The Attorney

by | Apr 10, 2023

Lawyers are frequently the brunt of jokes, sometimes deservedly so, but as a young boy I learned an important lesson about justice from one who successfully tried a case 131 years ago. 

In 1958 I earned spending money by mowing lawns in my neighborhood. I was eleven years old and charged a buck for most yards. That was good money back in the day, and I was able to mow year-round because I lived in southern California. The work was hard, using a push mower, hand-trimming the yard, and pulling stubborn weeds. 

One of my clients stands out, a 90-year-old neighbor who lived two doors from my home. A retired contractor, he was kind and generous. One day after finishing his yard he invited me into a small office at the back of his house while he retrieved a dollar from the front of the house. 

While waiting, a plaque on the wall caught my attention: a law degree from the University of Pennsylvania, dated 1890. When he returned to the office I asked if that were indeed his degree, and he said, “Yes.” He explained that back in the 19th century law students were not required to earn undergraduate degrees for admittance. He had graduated high school, immediately enrolled in law school, and completed his degree at age 21. He practiced criminal law as a defense attorney.

“But,” I said, “I thought you were a contractor.” 

“I was. However, my career as a defense attorney ended after one case, which I won. Then I quit the law.”

“What happened?”

“Well, a young man who was accused of committing a crime hired me to defend him.” My elderly neighbor didn’t mention the specific nature of the crime, only saying it was serious. “I worked hard on the case, determined to defend him well, which I did. When the jury’s verdict came back, they found him not guilty.”

He paused, then said, “I was ecstatic. I had won my first case! My career defending the accused was off to a good start. That is, until my client pulled me aside and whispered in my ear, ‘Thank you for getting me off. I was guilty. I did it.’ And with an arrogant grin he walked out of the court.”

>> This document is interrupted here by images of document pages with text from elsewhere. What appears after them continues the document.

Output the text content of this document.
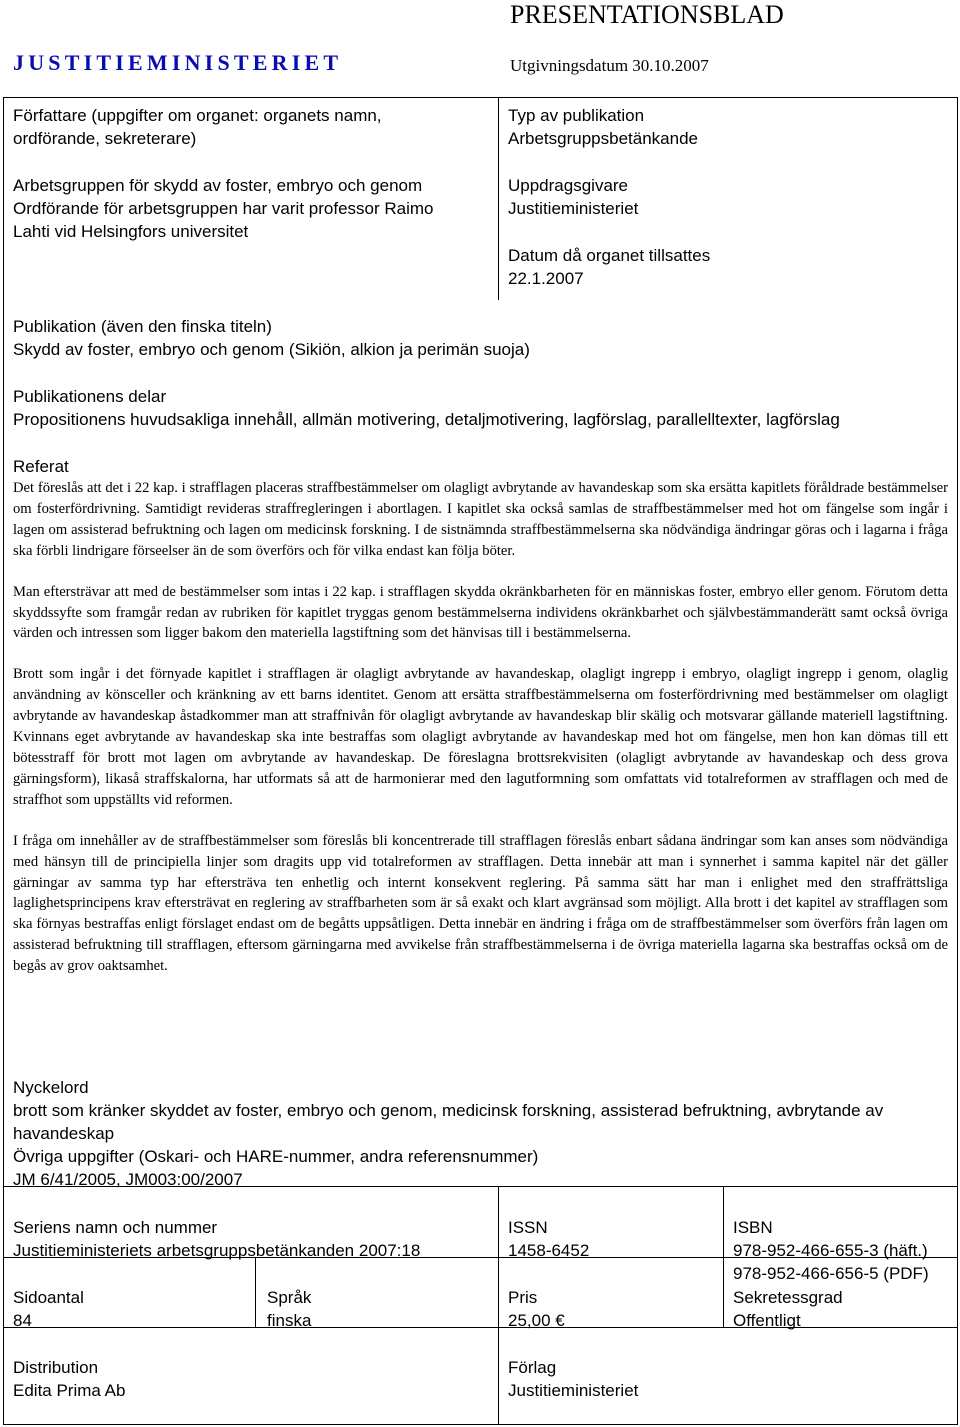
PRESENTATIONSBLAD
JUSTITIEMINISTERIET	Utgivningsdatum 30.10.2007
Författare (uppgifter om organet: organets namn,
ordförande, sekreterare)
Arbetsgruppen för skydd av foster, embryo och genom
Ordförande för arbetsgruppen har varit professor Raimo
Lahti vid Helsingfors universitet
Typ av publikation
Arbetsgruppsbetänkande
Uppdragsgivare
Justitieministeriet
Datum då organet tillsattes
22.1.2007
Publikation (även den finska titeln)
Skydd av foster, embryo och genom (Sikiön, alkion ja perimän suoja)
Publikationens delar
Propositionens huvudsakliga innehåll, allmän motivering, detaljmotivering, lagförslag, parallelltexter, lagförslag
Referat

Det föreslås att det i 22 kap. i strafflagen placeras straffbestämmelser om olagligt avbrytande av havandeskap som ska ersätta kapitlets föråldrade bestämmelser om fosterfördrivning. Samtidigt revideras straffregleringen i abortlagen. I kapitlet ska också samlas de straffbestämmelser med hot om fängelse som ingår i lagen om assisterad befruktning och lagen om medicinsk forskning. I de sistnämnda straffbestämmelserna ska nödvändiga ändringar göras och i lagarna i fråga ska förbli lindrigare förseelser än de som överförs och för vilka endast kan följa böter.

Man eftersträvar att med de bestämmelser som intas i 22 kap. i strafflagen skydda okränkbarheten för en människas foster, embryo eller genom. Förutom detta skyddssyfte som framgår redan av rubriken för kapitlet tryggas genom bestämmelserna individens okränkbarhet och självbestämmanderätt samt också övriga värden och intressen som ligger bakom den materiella lagstiftning som det hänvisas till i bestämmelserna.

Brott som ingår i det förnyade kapitlet i strafflagen är olagligt avbrytande av havandeskap, olagligt ingrepp i embryo, olagligt ingrepp i genom, olaglig användning av könsceller och kränkning av ett barns identitet. Genom att ersätta straffbestämmelserna om fosterfördrivning med bestämmelser om olagligt avbrytande av havandeskap åstadkommer man att straffnivån för olagligt avbrytande av havandeskap blir skälig och motsvarar gällande materiell lagstiftning. Kvinnans eget avbrytande av havandeskap ska inte bestraffas som olagligt avbrytande av havandeskap med hot om fängelse, men hon kan dömas till ett bötesstraff för brott mot lagen om avbrytande av havandeskap. De föreslagna brottsrekvisiten (olagligt avbrytande av havandeskap och dess grova gärningsform), likaså straffskalorna, har utformats så att de harmonierar med den lagutformning som omfattats vid totalreformen av strafflagen och med de straffhot som uppställts vid reformen.

I fråga om innehåller av de straffbestämmelser som föreslås bli koncentrerade till strafflagen föreslås enbart sådana ändringar som kan anses som nödvändiga med hänsyn till de principiella linjer som dragits upp vid totalreformen av strafflagen. Detta innebär att man i synnerhet i samma kapitel när det gäller gärningar av samma typ har eftersträva ten enhetlig och internt konsekvent reglering. På samma sätt har man i enlighet med den straffrättsliga laglighetsprincipens krav eftersträvat en reglering av straffbarheten som är så exakt och klart avgränsad som möjligt. Alla brott i det kapitel av strafflagen som ska förnyas bestraffas enligt förslaget endast om de begåtts uppsåtligen. Detta innebär en ändring i fråga om de straffbestämmelser som överförs från lagen om assisterad befruktning till strafflagen, eftersom gärningarna med avvikelse från straffbestämmelserna i de övriga materiella lagarna ska bestraffas också om de begås av grov oaktsamhet.

Nyckelord
brott som kränker skyddet av foster, embryo och genom, medicinsk forskning, assisterad befruktning, avbrytande av havandeskap
Övriga uppgifter (Oskari- och HARE-nummer, andra referensnummer)
JM 6/41/2005, JM003:00/2007
Seriens namn och nummer
Justitieministeriets arbetsgruppsbetänkanden 2007:18
ISSN
1458-6452
ISBN
978-952-466-655-3 (häft.)
978-952-466-656-5 (PDF)
Sidoantal
84
Språk
finska
Pris
25,00 €
Sekretessgrad
Offentligt
Distribution
Edita Prima Ab
Förlag
Justitieministeriet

I was only eleven years old, so my neighbor patiently explained that he was defending his client’s rights in court, and it was not his job as a defense attorney to determine his guilt to innocence. But he said that, as a Christian, he was committed to only defending innocent clients. He had to the best of his ability ascertained the facts of the case, believing the accused was telling the truth. But his first client was lying. My neighbor had helped set a criminal free. 

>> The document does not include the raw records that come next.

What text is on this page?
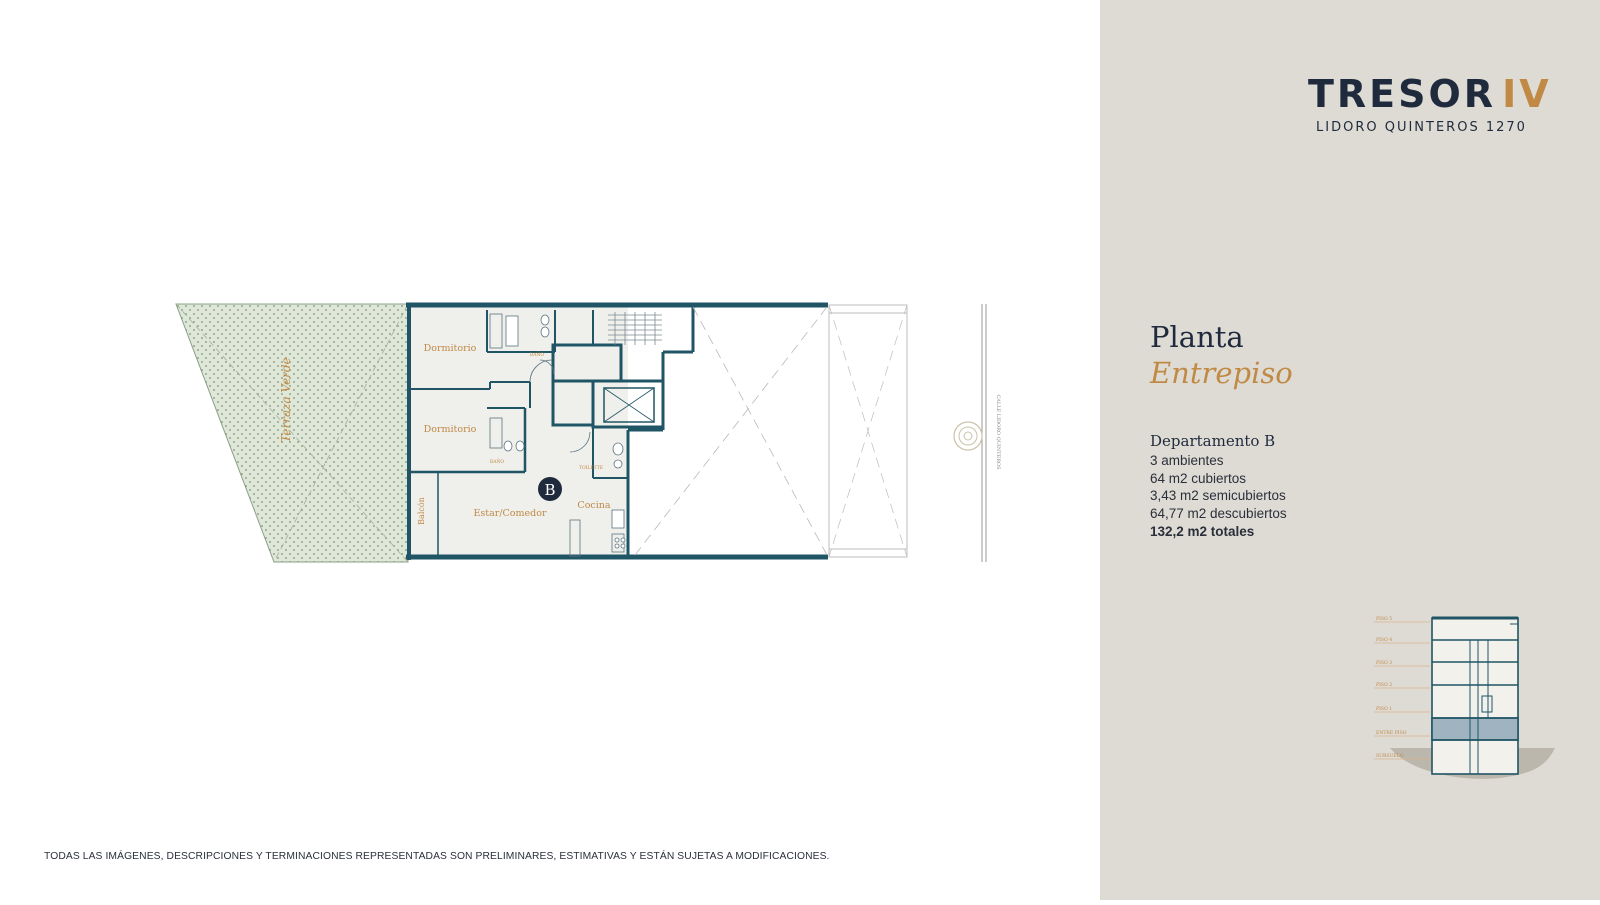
Terraza Verde	CALLE LIDORO QUINTEROS
Dormitorio
Dormitorio
Estar/Comedor
Cocina
Balcón
BAÑO
BAÑO
TOILETTE
B
TODAS LAS IMÁGENES, DESCRIPCIONES Y TERMINACIONES REPRESENTADAS SON PRELIMINARES, ESTIMATIVAS Y ESTÁN SUJETAS A MODIFICACIONES.
TRESOR IV
LIDORO QUINTEROS 1270
Planta
Entrepiso
Departamento B
3 ambientes
64 m2 cubiertos
3,43 m2 semicubiertos
64,77 m2 descubiertos
132,2 m2 totales
PISO 5
PISO 4
PISO 3
PISO 2
PISO 1
ENTRE PISO
SUBSUELO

Then he said, “It bothers me to this day. I am a Christian, and I could not live with the guilt of freeing another criminal who likely would be emboldened to commit more crimes.”

Most heroic criminal lawyer stories are about defending people who were accused of or found guilty of crimes they didn’t commit. The Innocence Project is perhaps the best example of a group of lawyers defending men and women who remain incarcerated for crimes they did not commit. 

There is, however, a complementary truth to defending the innocent that is frequently overlooked. This is what my neighbor taught me. Proverbs 17:15 says, “Acquitting the guilty and condemning the innocent— the LORD detests them both.” God detests both false condemnation of the innocent and freeing evil doers. 

Proverbs 18:5 says, “It is not good to be partial to the wicked or to deprive the righteous of justice.” These two equally significant truths were illustrated in the life of Christ on his day in court, the day he was crucified. As was the Passover tradition, the people could release one prisoner. False charges had been brought against Jesus, and after examining him, Pilate proclaimed his innocence. “I did not find this man guilty of any of your charges against him…. Look, nothing deserving death has been done by him.” The people were given a choice: crucify Christ, an innocent man, or Barabbas, an insurrectionist and murderer. The mob spoke: “Away with this man [Jesus], and release to us Barabbas… Crucify, crucify him!” 

The guilty was acquitted and the innocent condemned. 

Like my 90-year-old neighbor, I am not called to defend the guilty by dismissing wrongdoing and sin, beginning with myself. This would be living a lie. But God does have something better for those who stand guilty before him on judgment day. In First Corinthians 6:9-11, Paul writes, “Do you not know that the unrighteous [wrongdoers] will not inherit the kingdom of God? Do not be deceived: neither the sexually immoral… nor thieves… nor swindlers will inherit the kingdom of God. And such were some of you. But you were washed, you were sanctified, you were justified in the name of the Lord Jesus Christ and by the Spirit of God.”

Because Christ chose to suffer the injustice and indignity of false accusation and crucifixion, he voluntarily took the full brunt of the penalty for our sins. He didn’t excuse our sins, he died for them. God’s innocence project for humanity cost him everything, the eternal love relationship with his Son for three long days. On that day the guilty, Barabbas, was acquitted and Christ the innocent, condemned. And because of that injustice and sacrifice, we have forgiveness, hope, and eternal life.